Putting a replica train with a fake Citgo sign sitting above it fails miserably. Rule number one; do not copy Fenway Park, Wrigley Field, or Yankee Stadium. Rule number two, if you break rule number one, at least make a representative effort. Minute Maid Park failed on both accounts. Regarding the train, a salute to Union Station, a Houston historical landmark, find another location, it simply does not fit.

Complaints aside, the ballpark creates a fun, enjoyable baseball atmosphere. A constant buzz of excitement and anticipation fills the stadium, erupting to near pandemonium when the Astros, even during a subpar season, score. With the park about 75% full for a meaningless August game with Chicago generating near-deafening cheers after home runs by Craig Biggio and Lance Berkman, at different points in the game, I can hardly fathom the noise during the playoffs.

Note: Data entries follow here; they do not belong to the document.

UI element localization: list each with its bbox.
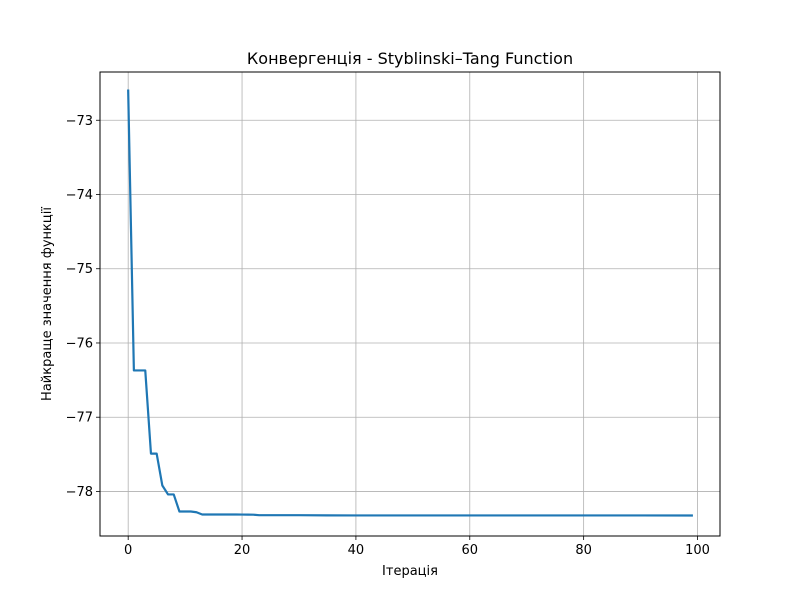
x-tick-label: 80	[575, 543, 592, 558]
x-tick-label: 60	[462, 543, 479, 558]
x-tick-label: 100	[685, 543, 710, 558]
y-axis-label: Найкраще значення функції	[40, 207, 55, 401]
chart-title: Конвергенція - Styblinski–Tang Function	[247, 49, 573, 68]
y-tick-label: −78	[66, 485, 93, 500]
x-tick-label: 20	[234, 543, 251, 558]
x-axis-label: Ітерація	[382, 564, 438, 579]
y-tick-label: −76	[66, 336, 93, 351]
x-tick-label: 40	[348, 543, 365, 558]
y-tick-label: −73	[66, 114, 93, 129]
plot-frame	[99, 71, 721, 537]
x-tick-label: 0	[124, 543, 132, 558]
x-axis-ticks: 0 20 40 60 80 100	[124, 536, 710, 558]
y-tick-label: −77	[66, 411, 93, 426]
y-tick-label: −74	[66, 188, 93, 203]
y-tick-label: −75	[66, 262, 93, 277]
grid	[100, 72, 720, 536]
plot-lines	[127, 89, 693, 517]
series-line-0	[127, 89, 693, 517]
y-axis-ticks: −78 −77 −76 −75 −74 −73	[66, 114, 100, 500]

I envision the decibel level for a big playoff game in Houston, eclipsing the noise factor even at Yankee Stadium, with an assist from the acoustics of dome stadiums, though Houston can never capture the same energy and feel of the Stadium. ‘Stros fans showed a lot with the passion and noise they brought for a disappointing team, well out of contention.

Tal’s Hill in dead centerfield accentuates what makes baseball stadiums special, uniqueness. An uphill in dead centerfield, with a flagpole in play, making for highlight reel catches and exciting sprints around the bases. No other sport provides teams a chance to customize the playing field, Minute Maid Park takes full advantage. The hand-operated leftfield scoreboard comes straight out of the 1950’s, providing the full box score for all out of town games, a coup for baseball geeks like myself. While the enormous video screen and scoreboard caddy-cornered in right centerfield provide the replays, between inning entertainment, and stats that nobody in the information age can live without. Minute Maid quietly provides the modernization without impeding the game, keeping the scoreboards and major advertisements distant from the field, out of mind, out of sight. Of course, lest I forget, the Chick-Fil-A “Fowl” Pole, one indelible mark of the creative advertising at any cost generation we live in.

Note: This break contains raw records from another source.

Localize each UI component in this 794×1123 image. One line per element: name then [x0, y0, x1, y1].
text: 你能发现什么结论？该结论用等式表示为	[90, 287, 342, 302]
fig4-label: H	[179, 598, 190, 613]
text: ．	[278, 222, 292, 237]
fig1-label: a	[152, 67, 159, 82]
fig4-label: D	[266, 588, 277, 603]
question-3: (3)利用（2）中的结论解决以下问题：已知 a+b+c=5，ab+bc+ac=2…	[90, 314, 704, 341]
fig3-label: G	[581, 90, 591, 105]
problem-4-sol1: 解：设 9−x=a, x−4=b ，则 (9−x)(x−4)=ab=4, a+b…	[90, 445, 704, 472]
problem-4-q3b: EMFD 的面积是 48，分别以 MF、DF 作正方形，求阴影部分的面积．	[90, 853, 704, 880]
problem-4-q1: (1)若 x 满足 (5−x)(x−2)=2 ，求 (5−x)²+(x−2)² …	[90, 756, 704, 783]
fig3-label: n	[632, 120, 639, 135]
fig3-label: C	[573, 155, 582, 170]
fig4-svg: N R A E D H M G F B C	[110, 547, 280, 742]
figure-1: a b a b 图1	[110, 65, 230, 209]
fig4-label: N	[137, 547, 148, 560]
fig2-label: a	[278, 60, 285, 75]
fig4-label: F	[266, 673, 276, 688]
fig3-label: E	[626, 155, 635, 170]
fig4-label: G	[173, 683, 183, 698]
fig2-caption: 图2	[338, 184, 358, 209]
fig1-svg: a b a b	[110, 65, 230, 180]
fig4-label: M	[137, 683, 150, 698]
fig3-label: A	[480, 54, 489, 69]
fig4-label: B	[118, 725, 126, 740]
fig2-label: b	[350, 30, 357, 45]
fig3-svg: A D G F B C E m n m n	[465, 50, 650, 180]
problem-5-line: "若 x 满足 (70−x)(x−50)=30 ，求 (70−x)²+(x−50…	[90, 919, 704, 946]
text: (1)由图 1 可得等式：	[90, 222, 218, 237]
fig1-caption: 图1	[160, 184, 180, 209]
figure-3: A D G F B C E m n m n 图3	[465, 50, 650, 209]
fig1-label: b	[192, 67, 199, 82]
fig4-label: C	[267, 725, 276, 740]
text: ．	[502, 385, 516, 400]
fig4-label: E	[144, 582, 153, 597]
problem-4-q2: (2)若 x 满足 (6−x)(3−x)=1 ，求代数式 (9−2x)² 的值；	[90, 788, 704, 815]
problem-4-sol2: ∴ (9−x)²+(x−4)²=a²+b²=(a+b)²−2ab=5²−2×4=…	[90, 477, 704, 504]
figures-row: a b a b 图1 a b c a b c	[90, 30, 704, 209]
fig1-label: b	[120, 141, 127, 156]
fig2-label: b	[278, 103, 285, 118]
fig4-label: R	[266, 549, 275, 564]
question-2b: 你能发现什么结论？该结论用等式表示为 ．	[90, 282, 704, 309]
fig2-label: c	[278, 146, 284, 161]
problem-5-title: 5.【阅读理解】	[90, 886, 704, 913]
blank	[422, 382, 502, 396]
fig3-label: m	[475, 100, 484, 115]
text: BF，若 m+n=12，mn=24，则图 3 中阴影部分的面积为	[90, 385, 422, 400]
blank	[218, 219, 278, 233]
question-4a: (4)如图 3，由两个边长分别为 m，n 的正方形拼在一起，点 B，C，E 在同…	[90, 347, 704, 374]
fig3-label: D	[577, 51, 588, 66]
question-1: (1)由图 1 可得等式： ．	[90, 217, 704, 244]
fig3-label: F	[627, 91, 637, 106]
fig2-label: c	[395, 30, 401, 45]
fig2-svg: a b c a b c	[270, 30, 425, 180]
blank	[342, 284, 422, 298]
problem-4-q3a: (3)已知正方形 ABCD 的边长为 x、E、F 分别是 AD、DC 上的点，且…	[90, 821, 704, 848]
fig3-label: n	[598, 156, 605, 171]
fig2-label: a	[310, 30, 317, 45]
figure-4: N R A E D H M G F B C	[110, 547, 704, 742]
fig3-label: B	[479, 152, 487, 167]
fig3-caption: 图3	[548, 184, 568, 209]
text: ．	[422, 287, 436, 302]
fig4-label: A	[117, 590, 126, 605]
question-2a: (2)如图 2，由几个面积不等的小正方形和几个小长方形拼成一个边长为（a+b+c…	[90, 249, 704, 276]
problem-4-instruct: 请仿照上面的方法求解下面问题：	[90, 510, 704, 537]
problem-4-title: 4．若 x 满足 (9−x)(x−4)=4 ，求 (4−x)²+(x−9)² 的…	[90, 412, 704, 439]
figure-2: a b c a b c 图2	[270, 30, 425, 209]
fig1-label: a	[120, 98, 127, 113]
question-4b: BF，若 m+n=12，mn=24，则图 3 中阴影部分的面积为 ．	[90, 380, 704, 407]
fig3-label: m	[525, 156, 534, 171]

A Craig Biggio homerun, a few pints, or plastic cups, of Shiner Bock, the sights and sounds of Minute Maid Park, what better Astro experience. To top it off, four more converted fans, colleagues I dragged to the game, who knew more about Luke Skywalker than Luke Scott, and probably prefer staring at blank walls than watching baseball, now anxiously awaiting their next ‘Stros game a Minute Maid.